What Happens When You Dry Clothes Indoors?
Studies have shown that up to 30 percent of moisture in our homes can be caused by drying laundry indoors – that’s the equivalent of nine pints of water! Without adequate ventilation, this excess moisture has nowhere to escape and can cause health and structural problems if left unresolved.
As the wet clothes dry the moisture released into the air creates the ideal breeding conditions for the growth of mould and other airborne irritants that can easily be breathed in and introduced into the body.

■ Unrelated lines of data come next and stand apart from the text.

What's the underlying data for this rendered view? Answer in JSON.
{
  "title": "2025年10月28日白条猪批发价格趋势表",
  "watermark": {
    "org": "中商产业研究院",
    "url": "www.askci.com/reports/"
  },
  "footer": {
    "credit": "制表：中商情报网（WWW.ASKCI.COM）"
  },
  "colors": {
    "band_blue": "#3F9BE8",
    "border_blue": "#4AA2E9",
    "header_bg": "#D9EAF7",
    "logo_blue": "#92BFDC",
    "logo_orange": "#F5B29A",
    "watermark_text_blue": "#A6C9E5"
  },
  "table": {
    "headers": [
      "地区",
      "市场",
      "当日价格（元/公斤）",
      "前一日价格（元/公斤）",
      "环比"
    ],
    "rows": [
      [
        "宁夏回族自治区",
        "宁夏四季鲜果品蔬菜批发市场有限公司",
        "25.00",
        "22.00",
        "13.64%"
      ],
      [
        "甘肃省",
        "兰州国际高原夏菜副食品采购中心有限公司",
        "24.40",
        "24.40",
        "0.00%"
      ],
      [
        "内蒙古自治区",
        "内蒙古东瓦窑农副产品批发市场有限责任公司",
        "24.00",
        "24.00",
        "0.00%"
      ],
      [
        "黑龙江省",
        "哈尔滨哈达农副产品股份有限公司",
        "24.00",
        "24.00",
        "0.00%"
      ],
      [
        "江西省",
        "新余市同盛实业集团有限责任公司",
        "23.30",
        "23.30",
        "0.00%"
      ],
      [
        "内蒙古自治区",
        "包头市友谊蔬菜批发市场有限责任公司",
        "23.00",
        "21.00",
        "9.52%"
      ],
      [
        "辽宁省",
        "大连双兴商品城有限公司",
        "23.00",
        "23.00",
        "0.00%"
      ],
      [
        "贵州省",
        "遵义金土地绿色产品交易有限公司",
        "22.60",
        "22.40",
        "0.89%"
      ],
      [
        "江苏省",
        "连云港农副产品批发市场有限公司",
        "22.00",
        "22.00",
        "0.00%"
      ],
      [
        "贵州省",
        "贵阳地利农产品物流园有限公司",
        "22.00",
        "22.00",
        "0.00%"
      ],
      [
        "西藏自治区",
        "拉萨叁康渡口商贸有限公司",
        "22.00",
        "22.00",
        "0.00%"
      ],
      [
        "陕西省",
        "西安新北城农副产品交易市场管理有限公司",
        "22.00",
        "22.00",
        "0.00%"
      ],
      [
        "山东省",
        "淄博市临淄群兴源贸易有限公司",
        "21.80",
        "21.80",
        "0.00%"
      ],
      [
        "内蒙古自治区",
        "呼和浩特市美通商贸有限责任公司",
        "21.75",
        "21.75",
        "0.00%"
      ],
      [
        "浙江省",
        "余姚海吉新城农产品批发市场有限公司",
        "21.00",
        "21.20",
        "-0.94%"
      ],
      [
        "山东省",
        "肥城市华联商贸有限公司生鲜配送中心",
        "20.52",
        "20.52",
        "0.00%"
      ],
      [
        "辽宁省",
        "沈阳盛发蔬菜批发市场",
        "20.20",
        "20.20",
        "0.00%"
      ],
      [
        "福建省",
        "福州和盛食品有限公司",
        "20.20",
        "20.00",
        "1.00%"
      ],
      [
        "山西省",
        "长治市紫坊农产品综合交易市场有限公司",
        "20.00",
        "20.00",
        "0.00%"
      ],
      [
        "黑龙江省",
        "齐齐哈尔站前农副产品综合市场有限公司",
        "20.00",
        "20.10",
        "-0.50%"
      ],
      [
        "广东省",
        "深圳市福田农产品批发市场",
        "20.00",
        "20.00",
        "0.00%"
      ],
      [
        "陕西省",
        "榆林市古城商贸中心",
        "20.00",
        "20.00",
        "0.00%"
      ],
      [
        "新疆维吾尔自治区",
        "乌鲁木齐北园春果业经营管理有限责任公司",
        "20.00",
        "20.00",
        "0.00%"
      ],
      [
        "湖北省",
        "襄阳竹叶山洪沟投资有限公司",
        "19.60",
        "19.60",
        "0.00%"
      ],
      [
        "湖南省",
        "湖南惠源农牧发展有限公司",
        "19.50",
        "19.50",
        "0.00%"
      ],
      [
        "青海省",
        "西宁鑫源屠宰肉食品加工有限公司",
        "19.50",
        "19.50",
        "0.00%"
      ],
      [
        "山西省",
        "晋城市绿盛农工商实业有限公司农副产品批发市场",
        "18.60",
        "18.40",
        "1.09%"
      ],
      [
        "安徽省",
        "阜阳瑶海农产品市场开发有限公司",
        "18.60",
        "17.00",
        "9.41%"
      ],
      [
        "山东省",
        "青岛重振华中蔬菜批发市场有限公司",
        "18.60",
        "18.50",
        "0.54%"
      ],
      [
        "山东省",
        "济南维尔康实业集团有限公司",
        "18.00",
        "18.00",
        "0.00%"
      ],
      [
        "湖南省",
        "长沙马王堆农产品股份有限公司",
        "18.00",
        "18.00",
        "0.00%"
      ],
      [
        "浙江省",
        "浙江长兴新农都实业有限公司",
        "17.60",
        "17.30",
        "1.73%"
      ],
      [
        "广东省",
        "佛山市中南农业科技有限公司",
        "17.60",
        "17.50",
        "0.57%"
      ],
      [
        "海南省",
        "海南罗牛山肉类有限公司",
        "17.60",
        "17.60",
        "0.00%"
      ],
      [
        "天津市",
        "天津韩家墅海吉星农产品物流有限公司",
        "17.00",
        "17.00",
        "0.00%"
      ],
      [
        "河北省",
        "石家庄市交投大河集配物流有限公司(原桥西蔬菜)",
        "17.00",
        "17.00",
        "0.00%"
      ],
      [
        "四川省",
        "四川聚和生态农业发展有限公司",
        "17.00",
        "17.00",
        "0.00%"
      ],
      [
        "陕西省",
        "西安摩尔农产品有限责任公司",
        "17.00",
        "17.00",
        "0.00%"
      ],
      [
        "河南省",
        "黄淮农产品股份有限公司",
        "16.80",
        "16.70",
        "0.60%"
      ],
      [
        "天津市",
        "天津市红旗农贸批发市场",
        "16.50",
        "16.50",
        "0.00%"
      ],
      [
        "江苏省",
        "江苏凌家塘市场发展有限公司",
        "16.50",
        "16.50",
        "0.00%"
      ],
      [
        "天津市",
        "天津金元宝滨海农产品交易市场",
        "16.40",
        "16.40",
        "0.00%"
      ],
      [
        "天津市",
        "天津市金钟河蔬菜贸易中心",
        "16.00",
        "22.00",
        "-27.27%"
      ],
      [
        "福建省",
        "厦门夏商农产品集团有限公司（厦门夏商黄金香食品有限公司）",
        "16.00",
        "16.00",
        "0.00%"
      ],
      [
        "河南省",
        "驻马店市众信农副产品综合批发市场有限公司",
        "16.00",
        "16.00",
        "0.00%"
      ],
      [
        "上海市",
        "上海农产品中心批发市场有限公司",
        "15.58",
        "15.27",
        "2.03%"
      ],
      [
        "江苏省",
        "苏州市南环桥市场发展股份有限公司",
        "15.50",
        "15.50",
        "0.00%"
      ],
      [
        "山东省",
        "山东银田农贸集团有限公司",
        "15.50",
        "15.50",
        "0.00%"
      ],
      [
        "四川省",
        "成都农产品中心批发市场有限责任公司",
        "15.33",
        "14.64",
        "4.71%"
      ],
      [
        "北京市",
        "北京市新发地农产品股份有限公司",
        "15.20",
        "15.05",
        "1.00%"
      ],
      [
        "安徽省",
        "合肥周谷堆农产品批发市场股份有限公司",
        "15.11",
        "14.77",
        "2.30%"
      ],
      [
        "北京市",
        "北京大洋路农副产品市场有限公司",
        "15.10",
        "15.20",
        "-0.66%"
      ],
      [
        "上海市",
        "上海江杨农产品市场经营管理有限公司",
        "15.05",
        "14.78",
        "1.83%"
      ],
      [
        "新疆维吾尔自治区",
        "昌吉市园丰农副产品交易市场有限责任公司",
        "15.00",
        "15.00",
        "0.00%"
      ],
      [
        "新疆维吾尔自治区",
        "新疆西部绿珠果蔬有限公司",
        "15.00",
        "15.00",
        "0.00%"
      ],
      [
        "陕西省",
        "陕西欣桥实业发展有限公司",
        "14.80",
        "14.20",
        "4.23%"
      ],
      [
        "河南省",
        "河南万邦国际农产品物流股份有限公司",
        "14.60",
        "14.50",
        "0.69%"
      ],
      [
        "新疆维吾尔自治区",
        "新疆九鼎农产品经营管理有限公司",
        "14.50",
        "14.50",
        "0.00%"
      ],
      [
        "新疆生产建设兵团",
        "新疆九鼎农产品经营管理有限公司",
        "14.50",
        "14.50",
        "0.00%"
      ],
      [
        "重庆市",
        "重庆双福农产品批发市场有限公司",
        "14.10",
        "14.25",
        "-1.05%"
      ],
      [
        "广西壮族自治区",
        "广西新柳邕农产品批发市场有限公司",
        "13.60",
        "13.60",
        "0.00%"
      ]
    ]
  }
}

Pheena Kenny, of the Asthma Society of Ireland, said: “moist environments encourage the growth of mould which can release ‘seeds’ called spores.” She adds: “for some people with asthma who are sensitive to dust and mould spores, it can act as a trigger, causing asthma to get worse.”
One of the most common variations of mould revealed by PowerBeesthrough mould testing services is mould from the Aspergillus genus; from these moulds, Aspergillus Fumigatus (asper-fil-lus fu-mig-atus) is the species that causes the highest number of infections in humans.
What Is Aspergillus Fumigatus?
Aspergillosis is a condition caused from a fungal mould called aspergillus that is present in the air we breathe. Found outdoors and indoors, Aspergillus Fumigatus is caused through breathing in small spores of mould found in humid environments including damp buildings and dust.
Professor David Denning and his team at the National Aspergillosis Centre in Manchester issued a warning after treating a growing number of patients who have inhaled Aspergillus fungal spores.
Denning said: “most of us are either immune to the fungus which grows in these humid conditions, or have a sufficiently healthy system to fight the infection”.
He suggests either drying laundry on a line outside, in a tumble dryer – which many of us do not have the luxury of – or a well ventilated space.
But, what if we said we can go one better?
Use A Dehumidifier (Can A Dehumidifier Help)?
While we still have to put up with rainy days when a tumble dryer is something of dreams; the reality for many is an endless cycle of wet laundry that takes up every bit of space in our homes.
Let us introduce a great economical space saving alternative that can substantially reduce drying time and costs much less to run compared to other methods.
How Can A Dehumidifier Help Dry Clothes?
Using a dehumidifier ensures that while wet laundry is hung on an airer, clothes horse or radiator, the moisture released is completely removed from the air by the dehumidifier.
A dehumidifier simply works by extracting moisture from the air. It draws in the air from the home in through a filter and passes over a set of metal coils – a cold coil and a heated coil. When the air hits the cold metal, the moisture in the air condenses and forms droplets which fall off into a water container inside the machine before being redistributed back into the home.
Plus, because this process uses dry air, rather than heat, a dehumidifier will ensure softer clothes by actively extracting moisture from the air as it occurs increasing drying time while preventing unhealthy air quality and unpleasant odours that drying laundry indoors often creates.
Don’t wait until it’s too late – a dehumidifier will greatly reduce the amount of time it takes for your laundry to dry while combating the additional moisture in the air, preventing the build up of condensation, damp and mould in our homes.